The new-found popularity of “passing” as a euphemism for death is bad enough in itself, God knows. But I have read several examples in the past year that also highlighted the word’s fundamental unsuitability for the task.
In each case, the context was the demise of a former football star. And although names and codes differed, the phrase used did not. Invariably, the lamenters agreed that they were “deeply saddened by the passing of” the player in question.
Now I think I can speak for sports fans everywhere when I say that we have all been deeply saddened on occasion by the passing of players, even – indeed especially – while the players are still alive.
Many of us mourn goals that might have been scored 10 or 20 or 40 years ago, but weren’t, leaving us ever since to regret the passing of our star midfielder, which let us down so cruelly at a key moment.
Then there is some players’ refusal to pass, which is if anything is even worse. We have all been on teams where certain people would never part with the ball, even when we were in much better position to score than they were.
This is not just an amateur phenomenon. I can think of at least one famous former rugby full-back for whom retaining possession in every overlap situation seemed to be a tactic: maybe even orders from the coach.
Thankfully, that player is still a long way from passing in the eternal sense, either. But if his career was anything to go by, he must have a good chance of immortality.
I accept that, more than most subjects, death does tend to invite euphemism. In this context, however, “passing” gives rise to unnecessary confusion.
When making formal announcements, it is surely better to say that a famous former player “died”. In sympathising with the family, we can then use such gentle expressions as “he’s gone to a better place” (while perhaps silently lamenting that many of his passes did not go to a better place too).
In a separate development, meanwhile, the US dictionary Merriam-Webster has named “gaslighting” as its word of the year for 2022, based on the number of people looking the definition up online.
Searches rose 1,740 per cent on 2021, reflecting not just the word’s popularity, but also widespread confusion about what it means, a confusion that seems to extend to many who use it in print.
The term’s latter-day meaning arises from the 1944 film Gaslight, in which a manipulative husband (played by Charles Boyer) tries to convince his wife (Ingrid Bergman) that she’s mad, as part of a plot to seize her jewels.
A periodical dimming of the houselights, caused by his nefarious activities in the attic, is central to the plot, hence the title.
In the now popular sense, gaslighting is any form of manipulation, with or without the involvement of jewels, intended to make its targets doubt their sanity.

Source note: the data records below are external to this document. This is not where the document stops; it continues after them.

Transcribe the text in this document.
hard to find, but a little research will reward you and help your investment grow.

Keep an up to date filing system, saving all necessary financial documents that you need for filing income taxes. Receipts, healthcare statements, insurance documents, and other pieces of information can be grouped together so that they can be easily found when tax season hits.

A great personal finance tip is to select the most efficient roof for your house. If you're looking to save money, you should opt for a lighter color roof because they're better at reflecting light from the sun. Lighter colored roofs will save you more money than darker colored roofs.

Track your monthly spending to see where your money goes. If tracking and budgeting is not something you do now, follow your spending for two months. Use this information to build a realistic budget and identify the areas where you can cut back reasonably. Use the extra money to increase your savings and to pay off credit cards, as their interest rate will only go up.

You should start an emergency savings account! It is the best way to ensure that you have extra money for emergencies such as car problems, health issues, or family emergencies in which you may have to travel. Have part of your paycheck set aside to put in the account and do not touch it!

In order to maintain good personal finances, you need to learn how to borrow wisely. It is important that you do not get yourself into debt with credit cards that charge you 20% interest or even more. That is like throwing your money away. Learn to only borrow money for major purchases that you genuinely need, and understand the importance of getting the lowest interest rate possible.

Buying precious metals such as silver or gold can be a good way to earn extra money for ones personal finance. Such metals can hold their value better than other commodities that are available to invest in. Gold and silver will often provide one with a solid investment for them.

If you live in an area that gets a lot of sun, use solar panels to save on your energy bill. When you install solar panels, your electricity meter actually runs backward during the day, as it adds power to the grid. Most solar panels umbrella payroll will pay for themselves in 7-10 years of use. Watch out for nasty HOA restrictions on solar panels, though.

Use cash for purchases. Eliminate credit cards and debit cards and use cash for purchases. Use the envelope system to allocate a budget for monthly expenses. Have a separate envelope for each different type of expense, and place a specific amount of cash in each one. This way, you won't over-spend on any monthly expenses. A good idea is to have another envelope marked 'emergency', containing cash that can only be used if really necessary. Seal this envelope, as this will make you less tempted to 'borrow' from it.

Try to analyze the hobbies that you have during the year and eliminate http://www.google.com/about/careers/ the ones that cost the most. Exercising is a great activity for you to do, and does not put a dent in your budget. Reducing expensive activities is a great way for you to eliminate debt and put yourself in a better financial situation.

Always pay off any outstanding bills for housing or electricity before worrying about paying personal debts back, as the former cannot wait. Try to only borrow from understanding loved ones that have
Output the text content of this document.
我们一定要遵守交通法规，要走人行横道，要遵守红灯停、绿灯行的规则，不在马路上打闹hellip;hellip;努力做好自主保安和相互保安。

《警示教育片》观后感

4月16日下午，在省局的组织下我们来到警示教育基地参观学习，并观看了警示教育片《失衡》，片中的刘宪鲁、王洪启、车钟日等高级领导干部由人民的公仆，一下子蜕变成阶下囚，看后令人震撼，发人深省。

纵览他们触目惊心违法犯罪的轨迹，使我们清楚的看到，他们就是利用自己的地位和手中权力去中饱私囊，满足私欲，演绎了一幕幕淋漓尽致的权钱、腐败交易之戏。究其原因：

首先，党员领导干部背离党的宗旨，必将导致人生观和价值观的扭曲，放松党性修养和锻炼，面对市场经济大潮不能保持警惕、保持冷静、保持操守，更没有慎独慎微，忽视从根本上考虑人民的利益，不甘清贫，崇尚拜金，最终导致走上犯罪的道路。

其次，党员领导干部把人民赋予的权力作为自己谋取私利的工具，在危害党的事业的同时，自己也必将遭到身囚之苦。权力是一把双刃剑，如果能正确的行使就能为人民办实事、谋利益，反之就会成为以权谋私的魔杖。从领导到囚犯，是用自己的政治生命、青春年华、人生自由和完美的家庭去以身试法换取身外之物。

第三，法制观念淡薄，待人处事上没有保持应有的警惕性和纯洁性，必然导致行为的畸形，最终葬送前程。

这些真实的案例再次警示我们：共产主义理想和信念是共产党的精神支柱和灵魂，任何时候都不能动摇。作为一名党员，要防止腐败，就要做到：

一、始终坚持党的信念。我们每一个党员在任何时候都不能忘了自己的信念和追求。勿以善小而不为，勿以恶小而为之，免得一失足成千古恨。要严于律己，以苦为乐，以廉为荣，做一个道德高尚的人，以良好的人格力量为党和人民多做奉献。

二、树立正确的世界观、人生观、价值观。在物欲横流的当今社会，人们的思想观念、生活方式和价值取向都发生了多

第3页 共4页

And as recently as 2016, the American Dialect Society declared this a “new word”, the most useful one in the year Donald Trump became president.
But I see that all of half a century ago, according to our archive, The Irish Times ran a news story featuring the term and concept. It was written by the then medical correspondent, David Nowlan, and based on research at St Patrick’s Hospital in Dublin, first reported in the British Journal of Psychiatry.
“Madness as a means of ending marriage” read the headline over a story about two married women, aged 72 and 29. Both had been subjected to psychiatric assessment based on allegations by gaslighting husbands (“the neighbours all call her mad Mary” claimed one). Both were found to be in full possession of their wits.
Not that the phenomenon was confined to Ireland or indeed to abusive husbands. The same story mentioned a 1969 study in Britain, reported in the Lancet, where targets included a publican whose wife was scheming to have him committed so she could take over the bar.
Of the Irish cases, meanwhile, researchers guessed they were part of a much wider problem. “Almost certainly the gaslight phenomenon goes unrecognised more often than not,” they concluded.
But 50 years later, that has all changed. In 2022, it seems, everyone is being gaslit: by family members, colleagues, even the government. No doubt some of the self-diagnosis is exaggerated. Even so, I suppose this much-heightened awareness of a once little understood psychiatric phenomenon must be counted as progress.